Sincretismo estetico: è questa la cifra di Olivier Dwek, architetto belga che si muove in bilico fra arte, architettura, decorazione e interior design. Oggi celebrato dalla prima monografia dedicata alla sua opera, scritta dal critico americano Philip Jodidio e pubblicata da Rizzoli New York
Architettura, interior design, decorazione. Da quando ha avviato la sua carriera internazionale con l’apertura del suo studio omonimo a Bruxelles, Olivier Dwek si è sempre mosso in bilico tra queste discipline, per lui interconnesse e inseparabili. Era il 2000, il primo progetto fu per una boutique Louis Vuitton in un edificio storico della capitale belga. Da allora l’architetto oggi 51enne non si è mai fermato, ha conquistato notorietà e premi, e adesso, a venti anni di distanza da quell’inaugurazione, è il momento di un nuovo traguardo: a maggio 2021 è uscita “Olivier Dwek: In the Light of Modernity”, prima monografia dedicata alla sua opera, scritta dal critico americano Philip Jodidio e pubblicata da Rizzoli New York.
Ricco di scatti fotografici, il volume offre uno sguardo puntuale su alcuni dei progetti più sorprendenti di Dwek, dal restauro di una residenza in stile Art Nouveau nella sua Bruxelles a un elegante appartamento nel sobborgo parigino di Neuilly-sur-Seine, fino a un paio di residenze in cemento bianco e pareti di vetro arroccate sulle scogliere dell’isola greca di Zante. Perché non c’è un ambito specifico in cui il nostro si è specializzato.
Il curriculum di Dwek comprende negozi e spazi espositivi, loft, ville e manieri come vecchie fabbriche rinnovate, e rispecchia la sua volontà di intrecciare più registri per dare vita a un sincretismo estetico incentrato sul dialogo tra periodi storici, sulla sovrapposizione di livelli di significato, sulla ricerca di texture originali e nuovi materiali, oltre che su un sapiente uso della luce naturale.
Il titolo del libro, “In the Light of Modernity”, rimanda a quest’ultimo elemento, fondamentale, secondo Dwek, per creare continuità visiva tra interno ed esterno e regalare vitalità all’architettura.
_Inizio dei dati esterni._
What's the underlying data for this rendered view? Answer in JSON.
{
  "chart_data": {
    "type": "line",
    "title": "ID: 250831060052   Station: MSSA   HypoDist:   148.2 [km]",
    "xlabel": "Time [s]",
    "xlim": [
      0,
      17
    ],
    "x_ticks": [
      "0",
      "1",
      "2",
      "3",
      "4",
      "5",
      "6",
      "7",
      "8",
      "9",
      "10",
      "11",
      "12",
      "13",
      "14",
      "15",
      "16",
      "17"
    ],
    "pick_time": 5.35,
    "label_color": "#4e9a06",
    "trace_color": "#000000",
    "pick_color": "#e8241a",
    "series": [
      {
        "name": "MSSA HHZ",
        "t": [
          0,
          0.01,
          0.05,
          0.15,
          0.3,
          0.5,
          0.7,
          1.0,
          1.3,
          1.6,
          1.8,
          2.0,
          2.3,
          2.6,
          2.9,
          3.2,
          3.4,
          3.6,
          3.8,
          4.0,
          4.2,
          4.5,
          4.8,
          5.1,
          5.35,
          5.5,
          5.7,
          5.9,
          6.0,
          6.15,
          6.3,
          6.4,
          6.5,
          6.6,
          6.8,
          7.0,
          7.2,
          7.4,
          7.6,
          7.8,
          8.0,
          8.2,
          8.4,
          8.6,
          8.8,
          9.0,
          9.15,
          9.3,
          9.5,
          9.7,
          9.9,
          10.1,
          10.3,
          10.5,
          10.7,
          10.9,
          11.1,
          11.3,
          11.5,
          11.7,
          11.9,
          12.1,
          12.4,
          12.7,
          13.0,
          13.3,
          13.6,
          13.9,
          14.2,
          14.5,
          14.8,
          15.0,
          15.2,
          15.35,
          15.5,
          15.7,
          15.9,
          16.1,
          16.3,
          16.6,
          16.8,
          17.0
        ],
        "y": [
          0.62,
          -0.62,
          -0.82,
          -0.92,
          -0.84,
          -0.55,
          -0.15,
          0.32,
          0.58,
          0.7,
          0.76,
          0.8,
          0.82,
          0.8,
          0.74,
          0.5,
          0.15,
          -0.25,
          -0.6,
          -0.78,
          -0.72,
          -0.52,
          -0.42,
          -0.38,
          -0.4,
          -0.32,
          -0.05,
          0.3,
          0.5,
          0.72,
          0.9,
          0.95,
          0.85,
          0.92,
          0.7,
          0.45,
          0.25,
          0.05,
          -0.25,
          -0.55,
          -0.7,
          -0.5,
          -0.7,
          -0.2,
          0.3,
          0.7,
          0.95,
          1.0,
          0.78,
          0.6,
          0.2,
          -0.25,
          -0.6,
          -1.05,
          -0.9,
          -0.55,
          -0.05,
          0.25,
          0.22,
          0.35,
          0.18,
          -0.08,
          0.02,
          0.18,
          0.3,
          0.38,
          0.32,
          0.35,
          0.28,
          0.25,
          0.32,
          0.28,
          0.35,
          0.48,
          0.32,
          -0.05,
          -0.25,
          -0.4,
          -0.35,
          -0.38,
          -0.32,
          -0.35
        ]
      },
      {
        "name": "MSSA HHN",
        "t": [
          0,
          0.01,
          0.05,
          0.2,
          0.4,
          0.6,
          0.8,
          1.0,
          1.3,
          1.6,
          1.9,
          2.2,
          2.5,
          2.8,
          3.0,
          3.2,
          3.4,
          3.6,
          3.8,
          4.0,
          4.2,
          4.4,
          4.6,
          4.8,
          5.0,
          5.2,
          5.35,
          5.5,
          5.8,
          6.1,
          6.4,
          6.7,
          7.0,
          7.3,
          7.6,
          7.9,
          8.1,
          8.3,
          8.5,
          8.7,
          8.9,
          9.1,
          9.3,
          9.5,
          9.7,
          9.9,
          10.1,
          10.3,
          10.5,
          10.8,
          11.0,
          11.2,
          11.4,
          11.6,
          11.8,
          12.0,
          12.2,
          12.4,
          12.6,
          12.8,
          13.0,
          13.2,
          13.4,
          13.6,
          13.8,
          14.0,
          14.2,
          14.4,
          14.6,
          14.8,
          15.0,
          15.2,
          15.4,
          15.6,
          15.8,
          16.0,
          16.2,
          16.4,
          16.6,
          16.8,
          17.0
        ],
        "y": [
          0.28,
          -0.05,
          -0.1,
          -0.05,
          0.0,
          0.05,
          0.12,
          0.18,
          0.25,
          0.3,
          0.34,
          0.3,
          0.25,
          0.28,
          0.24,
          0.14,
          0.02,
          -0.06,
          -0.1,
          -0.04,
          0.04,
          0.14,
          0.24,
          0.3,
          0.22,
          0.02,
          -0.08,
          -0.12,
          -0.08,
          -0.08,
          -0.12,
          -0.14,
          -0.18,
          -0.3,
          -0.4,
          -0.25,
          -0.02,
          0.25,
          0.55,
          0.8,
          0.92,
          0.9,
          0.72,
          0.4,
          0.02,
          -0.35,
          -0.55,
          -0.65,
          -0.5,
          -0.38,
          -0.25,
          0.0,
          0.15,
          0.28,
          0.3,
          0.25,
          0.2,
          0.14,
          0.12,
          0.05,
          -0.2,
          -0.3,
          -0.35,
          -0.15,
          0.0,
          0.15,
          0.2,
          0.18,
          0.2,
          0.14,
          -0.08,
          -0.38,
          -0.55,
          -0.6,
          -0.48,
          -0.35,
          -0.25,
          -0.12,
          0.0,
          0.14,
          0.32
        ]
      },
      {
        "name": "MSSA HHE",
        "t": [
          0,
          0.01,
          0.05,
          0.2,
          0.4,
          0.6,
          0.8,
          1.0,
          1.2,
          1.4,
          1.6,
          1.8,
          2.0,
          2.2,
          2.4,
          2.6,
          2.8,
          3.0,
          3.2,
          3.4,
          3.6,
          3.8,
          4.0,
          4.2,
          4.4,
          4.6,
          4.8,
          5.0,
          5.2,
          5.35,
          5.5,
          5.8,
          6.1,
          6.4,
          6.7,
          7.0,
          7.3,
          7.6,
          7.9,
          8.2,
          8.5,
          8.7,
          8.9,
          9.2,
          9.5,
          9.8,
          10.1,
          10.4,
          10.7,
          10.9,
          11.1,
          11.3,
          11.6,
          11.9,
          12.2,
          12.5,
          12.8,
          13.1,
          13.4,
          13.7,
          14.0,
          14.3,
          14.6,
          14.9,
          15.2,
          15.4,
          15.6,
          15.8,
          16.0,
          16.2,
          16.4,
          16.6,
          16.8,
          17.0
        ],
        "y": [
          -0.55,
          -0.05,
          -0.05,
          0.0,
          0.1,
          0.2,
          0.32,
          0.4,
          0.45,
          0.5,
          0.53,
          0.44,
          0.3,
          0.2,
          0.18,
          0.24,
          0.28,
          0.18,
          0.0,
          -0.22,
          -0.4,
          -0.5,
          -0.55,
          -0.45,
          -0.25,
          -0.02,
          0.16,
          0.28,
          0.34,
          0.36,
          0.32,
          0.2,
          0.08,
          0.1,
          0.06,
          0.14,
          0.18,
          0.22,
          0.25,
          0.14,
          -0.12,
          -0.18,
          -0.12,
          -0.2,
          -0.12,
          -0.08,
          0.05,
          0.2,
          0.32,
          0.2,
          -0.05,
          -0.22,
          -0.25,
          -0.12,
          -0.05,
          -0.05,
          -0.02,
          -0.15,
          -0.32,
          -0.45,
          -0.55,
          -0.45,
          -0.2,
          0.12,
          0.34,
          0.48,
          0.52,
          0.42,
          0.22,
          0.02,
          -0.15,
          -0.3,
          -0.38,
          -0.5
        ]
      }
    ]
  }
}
Ottimo esempio, da questo punto di vista, è la G House, residenza d’inizio XX secolo a Bruxelles, ristrutturata da Dwek puntando su bianchi candidi e nuance tenui e su un pavimento in legno chiaro naturale proprio al fine di valorizzare la luminosità degli ambienti. Ma non è da meno la DS House, sempre a Bruxelles, espressione dell’amore dell’architetto belga per le simmetrie imperfette: la facciata riflette la tensione tra la maestosità dell’equilibrio assoluto e una dinamicità ottenuta con cavità e sporgenze inaspettate disegnate ad hoc.
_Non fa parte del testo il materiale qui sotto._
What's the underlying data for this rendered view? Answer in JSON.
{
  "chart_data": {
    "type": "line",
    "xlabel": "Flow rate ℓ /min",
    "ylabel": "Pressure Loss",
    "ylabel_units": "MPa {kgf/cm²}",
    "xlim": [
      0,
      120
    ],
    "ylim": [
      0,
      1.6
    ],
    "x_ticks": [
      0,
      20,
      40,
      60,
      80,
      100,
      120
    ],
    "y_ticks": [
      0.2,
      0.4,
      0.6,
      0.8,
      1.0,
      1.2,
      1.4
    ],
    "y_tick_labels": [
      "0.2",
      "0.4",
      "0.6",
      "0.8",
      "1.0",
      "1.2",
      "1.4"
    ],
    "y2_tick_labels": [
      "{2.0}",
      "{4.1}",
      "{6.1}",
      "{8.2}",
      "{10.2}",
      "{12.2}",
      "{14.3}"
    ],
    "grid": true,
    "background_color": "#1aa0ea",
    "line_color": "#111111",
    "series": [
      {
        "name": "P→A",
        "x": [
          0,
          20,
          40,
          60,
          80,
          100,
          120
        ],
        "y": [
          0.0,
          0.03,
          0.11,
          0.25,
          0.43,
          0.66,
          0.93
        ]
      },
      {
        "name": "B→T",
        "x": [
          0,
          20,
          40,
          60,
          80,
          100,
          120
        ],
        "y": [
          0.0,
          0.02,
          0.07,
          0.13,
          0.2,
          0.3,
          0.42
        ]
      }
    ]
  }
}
La conciliazione di epoche e stili, si diceva, è un altro obiettivo importante per l’architetto raccontato da Jodidio, obiettivo perseguito con la consapevolezza che nel momento in cui si decide di fondere tradizione e modernità è essenziale che le due non si annullino a vicenda e che, semmai, risplendano nell’interazione con le rispettive peculiarità. Quanto al rapporto tra dentro e fuori, si pensi alla Silver House a Zacinto, progettata in modo da enfatizzare il panorama, con le finestre a incorniciare i paesaggi nell’ottica di una concezione quasi teatrale degli spazi, vedi l’illusione d’infinito prodotta dalla piscina a sfioro sul mare.
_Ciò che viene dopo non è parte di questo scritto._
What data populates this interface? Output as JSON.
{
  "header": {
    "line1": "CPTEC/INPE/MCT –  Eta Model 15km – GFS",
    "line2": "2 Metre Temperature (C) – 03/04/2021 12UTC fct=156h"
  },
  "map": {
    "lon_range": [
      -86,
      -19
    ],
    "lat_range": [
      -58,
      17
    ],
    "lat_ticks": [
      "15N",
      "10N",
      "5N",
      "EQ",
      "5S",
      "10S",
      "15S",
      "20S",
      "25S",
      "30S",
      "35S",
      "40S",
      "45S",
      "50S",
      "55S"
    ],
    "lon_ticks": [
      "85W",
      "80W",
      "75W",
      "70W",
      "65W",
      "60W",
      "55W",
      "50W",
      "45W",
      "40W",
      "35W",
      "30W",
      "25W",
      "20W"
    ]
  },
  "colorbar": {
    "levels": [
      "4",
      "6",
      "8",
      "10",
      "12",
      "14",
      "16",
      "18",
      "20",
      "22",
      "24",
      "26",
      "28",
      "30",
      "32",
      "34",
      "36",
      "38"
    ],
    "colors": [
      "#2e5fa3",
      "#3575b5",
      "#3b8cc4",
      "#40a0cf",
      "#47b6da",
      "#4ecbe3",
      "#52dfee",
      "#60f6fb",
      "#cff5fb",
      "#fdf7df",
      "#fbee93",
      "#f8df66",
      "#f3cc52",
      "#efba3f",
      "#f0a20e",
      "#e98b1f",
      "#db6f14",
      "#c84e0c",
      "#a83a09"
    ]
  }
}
Ma c’è qualcos’altro che rende affascinante il lavoro di Dwek ed è la sua passione per l’arte applicata all’architettura e unita a una ricerca rigorosa di purezza formale. Il risultato sono ambientazioni dall’aura museale che, in un contesto di lusso confortevole e sofisticato, inseriscono di volta in volta non solo pezzi di design da collezione – e qui le firme vanno da Jean Prouvé a Charlotte Perriand ad Alvar Aalto, da Pierre Paulin a India Mahdavi -, ma anche opere di pittori e scultori contemporanei, da Robert Motherwell a Ed Ruscha, da Jean-Michel Basquiat a Richard Serra, da Bruce Nauman a Wolfgang Tillmans.
Merito di un percorso formativo eclettico che ha visto Dwek, classe 1970, studiare all’Accademia di Belle Arti prima di accedere alla Facoltà di Architettura Victor Horta a Bruxelles. Ora lo attendono nuovi progetti in giro per l’Europa e una collaborazione con la Calder Foundation di New York. Nel segno di quelli che definisce i suoi maestri: Ludwig Mies van der Rohe, Richard Meier e John Pawson.